Downtown Vancouver has the lowest office vacancy rate in Canada.
Vancouver's industrial and office real estate sectors remained strong in the first quarter of 2013
In a press release from last week Los Angeles-based CBRE Group Inc., a commercial real estate services and investment firm, summed up information from their National Office and Industrial First Quarter 2013 Statistical Summary. The focus was Canadian office construction, office and industrial real estate and the complicated question of whether demand is going to meet the space available across the country.
“You’ve got to be careful [in predicting office space availability], because often construction is backward looking.

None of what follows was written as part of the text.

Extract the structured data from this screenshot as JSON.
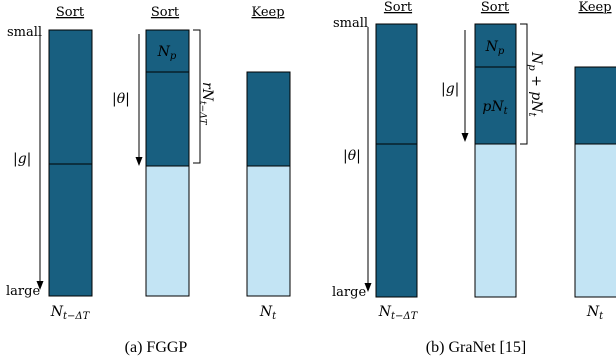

You find yourself in a situation where there isn’t a lot of space, then everybody decides to build—there’s no guarantee demand will be there two, three, four years out,” says CBRE’s Ross Moore, director of research for Canada.
With Vancouver’s extremely low downtown office vacancy rate of 4.1 per cent, Moore sees the city’s construction boom as having a minimal affect on absorption rate: in a worst case scenario, going from just over four per cent vacancy to eight percent. “By historic standards I think we can all live with an eight percent vacancy rate,” he assured.

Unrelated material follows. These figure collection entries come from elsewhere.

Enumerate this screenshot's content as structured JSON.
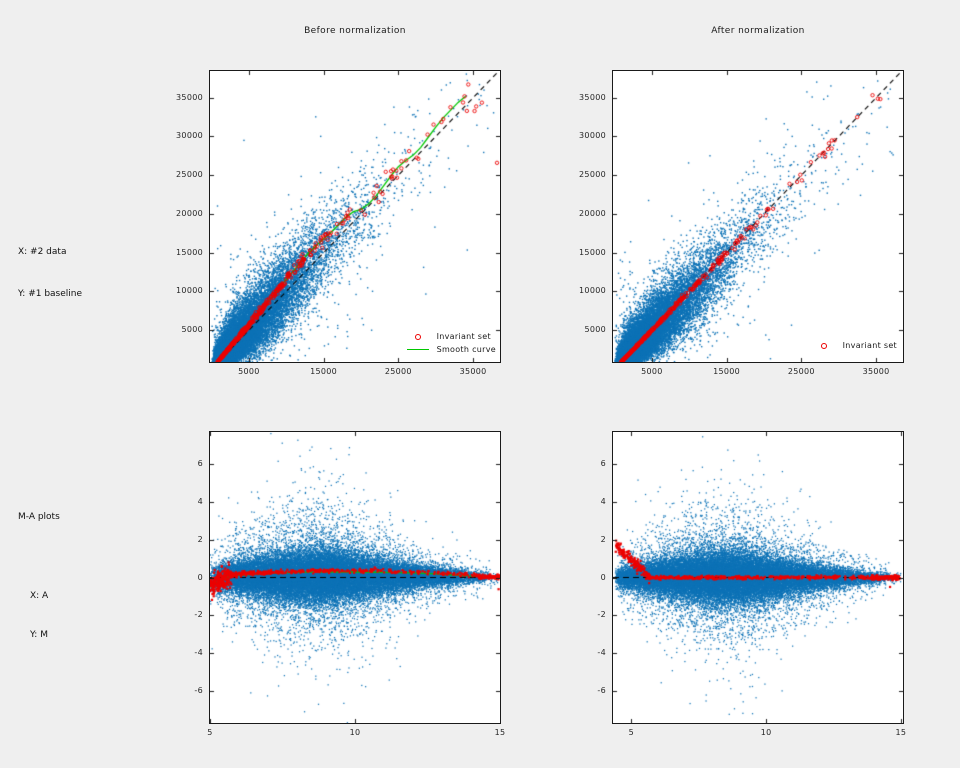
{
  "figure": {
    "bg": "#efefef",
    "side_labels": {
      "top_x": "X: #2 data",
      "top_y": "Y: #1 baseline",
      "ma_title": "M-A plots",
      "ma_x": "X: A",
      "ma_y": "Y: M"
    },
    "colors": {
      "points_blue": "#0d72b6",
      "invariant_red": "#ec0000",
      "smooth_green": "#00c800",
      "reference_dash": "#000000",
      "axis": "#1a1a1a",
      "plot_bg": "#ffffff"
    }
  },
  "chart_data": [
    {
      "id": "before",
      "type": "scatter",
      "title": "Before normalization",
      "xlabel": "",
      "ylabel": "",
      "xlim": [
        -200,
        38600
      ],
      "ylim": [
        900,
        38450
      ],
      "xticks": [
        5000,
        15000,
        25000,
        35000
      ],
      "yticks": [
        5000,
        10000,
        15000,
        20000,
        25000,
        30000,
        35000
      ],
      "grid": false,
      "legend_position": "bottom-right",
      "legend": [
        {
          "label": "Invariant set",
          "marker": "red-circle"
        },
        {
          "label": "Smooth curve",
          "marker": "green-line"
        }
      ],
      "series_notes": "dense blue probe-intensity cloud along diagonal; red invariant-set circles follow smooth curve above identity line; green lowess smooth curve; black dashed identity line",
      "curve": [
        [
          0,
          0
        ],
        [
          1000,
          1100
        ],
        [
          2000,
          2250
        ],
        [
          3000,
          3420
        ],
        [
          4000,
          4580
        ],
        [
          5000,
          5720
        ],
        [
          6000,
          6880
        ],
        [
          7000,
          8050
        ],
        [
          8000,
          9200
        ],
        [
          9000,
          10380
        ],
        [
          10000,
          11550
        ],
        [
          11000,
          12700
        ],
        [
          12000,
          13880
        ],
        [
          13000,
          15000
        ],
        [
          14000,
          15900
        ],
        [
          15000,
          16800
        ],
        [
          16000,
          17650
        ],
        [
          17000,
          18600
        ],
        [
          18000,
          19600
        ],
        [
          19000,
          20300
        ],
        [
          20000,
          20600
        ],
        [
          21000,
          21300
        ],
        [
          22000,
          22300
        ],
        [
          23000,
          23600
        ],
        [
          24000,
          24900
        ],
        [
          25000,
          26100
        ],
        [
          26000,
          26900
        ],
        [
          27000,
          27600
        ],
        [
          28000,
          28600
        ],
        [
          29000,
          29900
        ],
        [
          30000,
          31200
        ],
        [
          31000,
          32400
        ],
        [
          32000,
          33400
        ],
        [
          33000,
          34400
        ],
        [
          34000,
          35200
        ]
      ],
      "identity_line": {
        "style": "dashed",
        "from": 900,
        "to": 38450
      },
      "outliers_red": [
        [
          38200,
          26600
        ]
      ],
      "gen_blue": {
        "seed": 101,
        "n": 22000,
        "vmin": 150,
        "vscale": 4200,
        "vmax": 38200,
        "umix": 0.006,
        "s0": 0.09,
        "s1": 0.4,
        "sdecay": 6000,
        "lean": 0.5
      },
      "gen_red": {
        "seed": 202,
        "n": 430,
        "vmin": 250,
        "vscale": 5200,
        "vmax": 36000,
        "umix": 0.08,
        "jitter": 0.022
      }
    },
    {
      "id": "after",
      "type": "scatter",
      "title": "After normalization",
      "xlabel": "",
      "ylabel": "",
      "xlim": [
        -200,
        38600
      ],
      "ylim": [
        900,
        38450
      ],
      "xticks": [
        5000,
        15000,
        25000,
        35000
      ],
      "yticks": [
        5000,
        10000,
        15000,
        20000,
        25000,
        30000,
        35000
      ],
      "grid": false,
      "legend_position": "bottom-right",
      "legend": [
        {
          "label": "Invariant set",
          "marker": "red-circle"
        }
      ],
      "series_notes": "dense blue normalized-intensity cloud; red invariant-set circles tight on identity line; black dashed identity line",
      "identity_line": {
        "style": "dashed",
        "from": 900,
        "to": 38450
      },
      "outliers_red": [],
      "gen_blue": {
        "seed": 303,
        "n": 22000,
        "vmin": 150,
        "vscale": 4200,
        "vmax": 38200,
        "umix": 0.006,
        "s0": 0.09,
        "s1": 0.4,
        "sdecay": 6000,
        "lean": 0
      },
      "gen_red": {
        "seed": 404,
        "n": 430,
        "vmin": 250,
        "vscale": 5200,
        "vmax": 36000,
        "umix": 0.08,
        "jitter": 0.012
      }
    },
    {
      "id": "ma_before",
      "type": "scatter",
      "title": "",
      "xlabel": "A",
      "ylabel": "M",
      "xlim": [
        5,
        15
      ],
      "ylim": [
        -7.7,
        7.7
      ],
      "xticks": [
        5,
        10,
        15
      ],
      "yticks": [
        -6,
        -4,
        -2,
        0,
        2,
        4,
        6
      ],
      "grid": false,
      "legend": [],
      "series_notes": "M-A cloud before normalization; red invariant set band slightly above M=0 with negative dip near A=5; green smooth curve; black dashed M=0 line",
      "bias": [
        [
          4.95,
          -0.55
        ],
        [
          5.2,
          -0.3
        ],
        [
          5.55,
          0.0
        ],
        [
          6.0,
          0.12
        ],
        [
          6.5,
          0.17
        ],
        [
          7.0,
          0.2
        ],
        [
          7.5,
          0.24
        ],
        [
          8.0,
          0.27
        ],
        [
          9.0,
          0.3
        ],
        [
          10.0,
          0.29
        ],
        [
          11.0,
          0.27
        ],
        [
          12.0,
          0.24
        ],
        [
          12.8,
          0.19
        ],
        [
          13.5,
          0.12
        ],
        [
          14.2,
          0.06
        ],
        [
          14.7,
          0.02
        ],
        [
          15.05,
          0.0
        ]
      ],
      "zero_line": {
        "style": "dashed",
        "y": 0
      },
      "outliers_red": [
        [
          14.95,
          -0.62
        ]
      ],
      "gen_blue": {
        "seed": 505,
        "n": 32000,
        "aMin": 5.0,
        "aMax": 15.0,
        "apow": 1.35,
        "sdBase": 0.16,
        "sdPeak": 0.95,
        "sdCenter": 8.6,
        "sdWidth": 2.6,
        "biasWeight": 0.25
      },
      "gen_red": {
        "seed": 606,
        "nBlob": 220,
        "blobRange": [
          4.95,
          5.75
        ],
        "blobSd": 0.28,
        "nMid": 380,
        "midOffset": 0.06,
        "midSd": 0.055,
        "nEnd": 110,
        "endRange": [
          14.25,
          15.0
        ],
        "endSd": 0.05
      }
    },
    {
      "id": "ma_after",
      "type": "scatter",
      "title": "",
      "xlabel": "A",
      "ylabel": "M",
      "xlim": [
        4.32,
        15.08
      ],
      "ylim": [
        -7.7,
        7.7
      ],
      "xticks": [
        5,
        10,
        15
      ],
      "yticks": [
        -6,
        -4,
        -2,
        0,
        2,
        4,
        6
      ],
      "grid": false,
      "legend": [],
      "series_notes": "M-A cloud after normalization; red invariant set tight on M=0 with descending funnel at low A; black dashed M=0 line",
      "zero_line": {
        "style": "dashed",
        "y": 0
      },
      "outliers_red": [
        [
          14.6,
          -0.5
        ]
      ],
      "gen_blue": {
        "seed": 707,
        "n": 32000,
        "aMin": 4.4,
        "aMax": 15.05,
        "apow": 1.35,
        "sdBase": 0.16,
        "sdPeak": 0.95,
        "sdCenter": 8.6,
        "sdWidth": 2.6,
        "biasWeight": 0
      },
      "gen_red": {
        "seed": 808,
        "nFunnel": 150,
        "funnelRange": [
          4.42,
          5.7
        ],
        "funnelSlope": 1.35,
        "funnelSd": 0.16,
        "nLine": 420,
        "lineSd": 0.045,
        "nEnd": 130,
        "endRange": [
          13.9,
          14.95
        ],
        "endSd": 0.06
      }
    }
  ]
}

Vancouver’s downtown office vacancy rate is currently the lowest in Canada, and while Ross confirms that high demand does result in price increases, he’s reluctant to offer a straight-up comparison between Vancouver and other Canadian cities, saying instead that “Vancouver, Calgary and Toronto … are certainly amongst the most expensive downtown office markets in North America.” Trailing the obvious leader of New York, Moore sees Vancouver, Calgary and Toronto in the same league as pricey downtown markets in San Francisco and Boston.
The statistical summary also touched on the industrial land market, saying that Vancouver is continuing to experience strong demand in this sector. In addition to companies looking to invest in or lease out industrial space, users (companies looking to buy industrial space for their own purpose) are driving this market as well. “With interest rates so low, a lot of users are looking at today as a good time to buy,” says Moore, who noted that the last four years has seen an upsurge in user-driven industrial land purchases.